Thanks. Will check them out.
Actually I am looking for a book that will ease me into Stochastic Calculus, seeing how it is so unintuitive. I hope to get a well written book for beginners.
Looked through Feller. The book is unfortunately, without diagrams, and often I get lost by the notations. I am progressing painstakingly slow on the chapter on Random Walks.
See this link:
Art of Problem Solving Textbooks
Galactus I am sure those books are really good (and one can learn a lot) but they are more Problem Solving books, I imagine the poster wants something that will be more advanced (as in closer to college level). The probability book I am using this semester is Probability: A First Course.
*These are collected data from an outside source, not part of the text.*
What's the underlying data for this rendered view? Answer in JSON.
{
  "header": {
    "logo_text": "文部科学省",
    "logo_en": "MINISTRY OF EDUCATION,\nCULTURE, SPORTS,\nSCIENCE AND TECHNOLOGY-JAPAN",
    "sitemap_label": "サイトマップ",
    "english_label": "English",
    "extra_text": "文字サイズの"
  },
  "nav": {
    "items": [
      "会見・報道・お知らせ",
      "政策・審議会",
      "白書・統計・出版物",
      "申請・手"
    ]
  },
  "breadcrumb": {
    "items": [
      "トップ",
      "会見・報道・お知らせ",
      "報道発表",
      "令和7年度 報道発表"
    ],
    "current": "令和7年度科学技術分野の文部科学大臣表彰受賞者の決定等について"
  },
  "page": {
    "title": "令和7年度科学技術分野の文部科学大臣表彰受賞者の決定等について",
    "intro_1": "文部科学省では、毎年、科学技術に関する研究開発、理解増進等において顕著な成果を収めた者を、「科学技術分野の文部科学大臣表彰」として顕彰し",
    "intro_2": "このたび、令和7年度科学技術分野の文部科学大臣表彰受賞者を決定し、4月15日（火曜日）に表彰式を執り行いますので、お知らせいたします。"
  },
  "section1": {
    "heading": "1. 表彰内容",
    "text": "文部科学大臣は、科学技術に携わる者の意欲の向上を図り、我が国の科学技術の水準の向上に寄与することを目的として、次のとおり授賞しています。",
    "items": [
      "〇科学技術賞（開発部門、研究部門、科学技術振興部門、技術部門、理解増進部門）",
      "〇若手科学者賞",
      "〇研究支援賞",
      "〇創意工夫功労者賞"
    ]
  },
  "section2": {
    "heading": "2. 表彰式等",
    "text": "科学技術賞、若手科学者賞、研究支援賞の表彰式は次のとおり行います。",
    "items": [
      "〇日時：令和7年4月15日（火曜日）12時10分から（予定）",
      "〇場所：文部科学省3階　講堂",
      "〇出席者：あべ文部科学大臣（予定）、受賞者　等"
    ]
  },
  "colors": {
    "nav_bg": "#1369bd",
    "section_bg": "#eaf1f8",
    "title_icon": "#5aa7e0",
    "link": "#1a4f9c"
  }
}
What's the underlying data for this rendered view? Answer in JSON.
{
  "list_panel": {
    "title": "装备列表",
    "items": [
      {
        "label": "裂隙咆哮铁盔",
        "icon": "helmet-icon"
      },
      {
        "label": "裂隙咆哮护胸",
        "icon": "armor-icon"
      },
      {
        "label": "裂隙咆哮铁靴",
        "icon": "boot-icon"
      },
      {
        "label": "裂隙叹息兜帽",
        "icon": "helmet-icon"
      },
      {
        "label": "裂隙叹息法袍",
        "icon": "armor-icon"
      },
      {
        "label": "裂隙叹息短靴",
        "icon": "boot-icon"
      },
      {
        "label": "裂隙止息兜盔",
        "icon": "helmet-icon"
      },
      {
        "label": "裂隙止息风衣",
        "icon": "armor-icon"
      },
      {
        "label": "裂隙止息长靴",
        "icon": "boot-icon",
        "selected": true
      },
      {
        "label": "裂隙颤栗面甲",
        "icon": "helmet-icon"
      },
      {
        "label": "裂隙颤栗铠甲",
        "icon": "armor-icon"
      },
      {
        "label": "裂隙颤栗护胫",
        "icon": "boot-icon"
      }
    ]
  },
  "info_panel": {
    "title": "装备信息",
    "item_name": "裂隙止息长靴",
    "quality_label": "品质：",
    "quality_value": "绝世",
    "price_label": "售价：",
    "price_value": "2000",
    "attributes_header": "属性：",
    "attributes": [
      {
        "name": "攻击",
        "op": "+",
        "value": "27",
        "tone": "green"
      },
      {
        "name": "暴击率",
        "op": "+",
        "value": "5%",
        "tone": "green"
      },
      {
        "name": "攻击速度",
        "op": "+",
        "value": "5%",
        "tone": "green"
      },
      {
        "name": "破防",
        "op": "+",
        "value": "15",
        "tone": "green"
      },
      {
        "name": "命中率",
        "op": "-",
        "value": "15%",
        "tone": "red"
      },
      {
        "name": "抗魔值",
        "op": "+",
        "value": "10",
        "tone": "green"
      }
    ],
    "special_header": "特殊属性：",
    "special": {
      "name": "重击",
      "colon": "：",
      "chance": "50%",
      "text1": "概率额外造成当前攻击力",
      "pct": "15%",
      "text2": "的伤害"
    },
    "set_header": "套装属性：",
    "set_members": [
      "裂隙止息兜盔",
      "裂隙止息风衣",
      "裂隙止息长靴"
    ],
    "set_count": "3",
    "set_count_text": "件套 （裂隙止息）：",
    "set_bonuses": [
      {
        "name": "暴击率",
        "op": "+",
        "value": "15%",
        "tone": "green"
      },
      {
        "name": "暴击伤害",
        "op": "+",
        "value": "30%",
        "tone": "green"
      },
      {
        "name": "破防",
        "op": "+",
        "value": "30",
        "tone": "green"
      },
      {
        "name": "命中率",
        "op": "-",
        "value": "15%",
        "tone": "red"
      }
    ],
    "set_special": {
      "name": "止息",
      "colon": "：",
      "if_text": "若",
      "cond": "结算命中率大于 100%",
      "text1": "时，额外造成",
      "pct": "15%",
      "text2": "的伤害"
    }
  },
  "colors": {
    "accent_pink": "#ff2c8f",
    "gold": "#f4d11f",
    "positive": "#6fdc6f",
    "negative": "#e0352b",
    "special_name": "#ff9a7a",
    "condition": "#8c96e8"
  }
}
Despite its name it is sufficiently advacned and requires the reader to know Calculus III.
Amazon.com: A First Course in Probability (6th Edition): Books: Sheldon Ross
You mean this book?
Almost, I mean
Amazon.com: First Course in Probability, A (7th Edition): Books: Sheldon Ross
That is the book I am using at college in my probability course. It gets bad ratings (3 stars) probably because it has a name "A first course" and people who buy this book are not necessary mathematicians and therefore find it too hard. But if you know enough math it is really not as bad as people think of it. It has so many examples and excercises. I never seen a book with so many examples and excercises before.
Ross’s books are first class and up-to-date, after all Ross is at Berkley.
His book Probability Models is on a higher (graduate) level.